The authors who initially described the fossil, classified Eshanosaurus as a member of the Therizinosauroidea on the basis of six distinct characteristics of the jaw and teeth, making it the earliest known coelurosaur, a maniraptoran living long before Archaeopteryx, 60 million years before certain basal therizinosaurs such as Falcarius and Beipiaosaurus. A cladistic analysis was not performed and the authors "speculatively" suggested it was the most basal known therizinosauroid. Due to the unusually long chronological gap in the therizinosauroid and coelurosaurian fossil record or ghost lineage created by this interpretation of the find, a few scientists have expressed doubts about the classification of Eshanosaurus as a therizinosauroid. James Kirkland and D.G. Wolfe, in their 2001 paper describing the therizinosaur Nothronychus, related personal correspondence that the teeth of Eshanosaurus bore a medial ridge only seen in prosauropods or basal Sauropodomorpha. Xu, Zhao and Clark, however, had examined the possibility that Eshanosaurus was a prosauropod, given that it was found below numerous fossils of Lufengosaurus, a prosauropod of which the lower jaw closely resembles in general shape that of a therizinosaur. The authors arrived at their conclusion that the specimen represented an Early Jurassic therizinosauroid, by testing the possibility that it were a basal sauropodomorph as rigorously as they could using the comparative method: the six traits found were those shared between Eshanosaurus and therizinosaurs to the exclusion of prosauropods.

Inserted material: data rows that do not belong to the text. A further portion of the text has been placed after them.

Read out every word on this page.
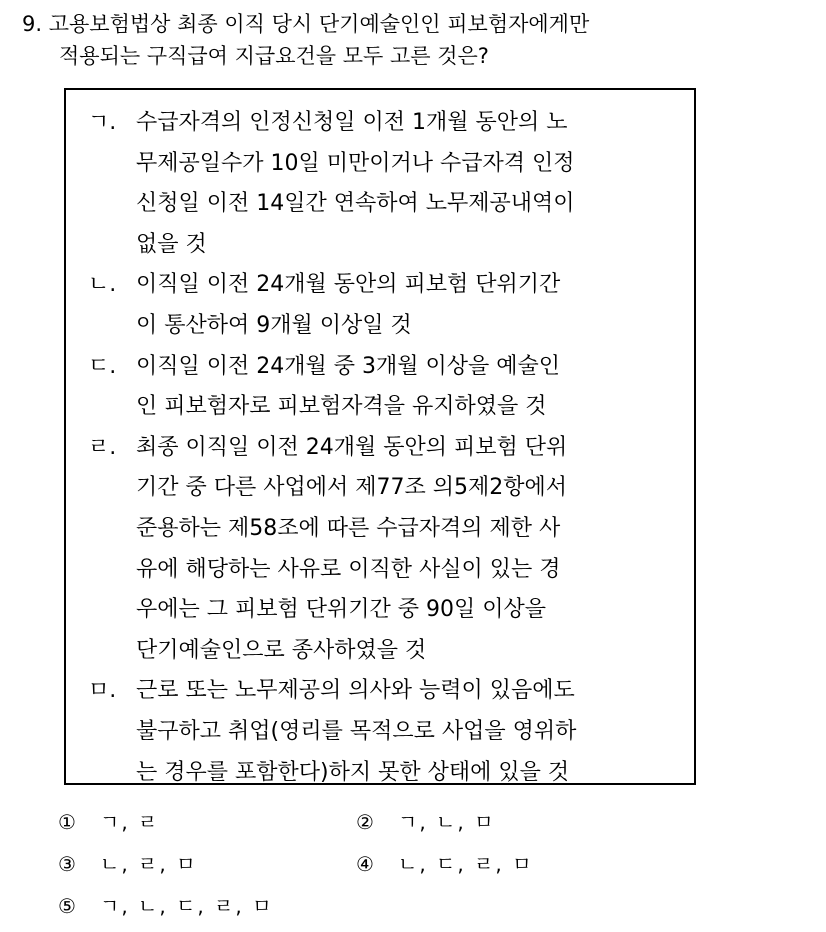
9. 고용보험법상 최종 이직 당시 단기예술인인 피보험자에게만
적용되는 구직급여 지급요건을 모두 고른 것은?
ㄱ. 수급자격의 인정신청일 이전 1개월 동안의 노
무제공일수가 10일 미만이거나 수급자격 인정
신청일 이전 14일간 연속하여 노무제공내역이
없을 것
ㄴ. 이직일 이전 24개월 동안의 피보험 단위기간
이 통산하여 9개월 이상일 것
ㄷ. 이직일 이전 24개월 중 3개월 이상을 예술인
인 피보험자로 피보험자격을 유지하였을 것
ㄹ. 최종 이직일 이전 24개월 동안의 피보험 단위
기간 중 다른 사업에서 제77조 의5제2항에서
준용하는 제58조에 따른 수급자격의 제한 사
유에 해당하는 사유로 이직한 사실이 있는 경
우에는 그 피보험 단위기간 중 90일 이상을
단기예술인으로 종사하였을 것
ㅁ. 근로 또는 노무제공의 의사와 능력이 있음에도
불구하고 취업(영리를 목적으로 사업을 영위하
는 경우를 포함한다)하지 못한 상태에 있을 것
① ㄱ, ㄹ	② ㄱ, ㄴ, ㅁ
③ ㄴ, ㄹ, ㅁ	④ ㄴ, ㄷ, ㄹ, ㅁ
⑤ ㄱ, ㄴ, ㄷ, ㄹ, ㅁ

In 2009, a paper published by Paul M. Barrett again examined the question of Eshanosaurus classification. Barrett examined the type specimen in detail, noting six features shared with therizinosaurs but not shown by prosauropods. Barrett concluded by agreeing with the original interpretation, that Eshanosaurus is a therizinosaur, and that its presence in the early Jurassic has important implications for the evolutionary history of coelurosaurs, notably, that large portions of the coelurosaur fossil record remain missing. The describers of Martharaptor noted that all but three of the putative therizinosaurian characteristics of Eshanosaurus identified by Barrett (2009) are also known in sauropodomorphs. Sues and Averianov (2016) considered the putative therizinosaurian affinites of Eshanosaurus to be problematic.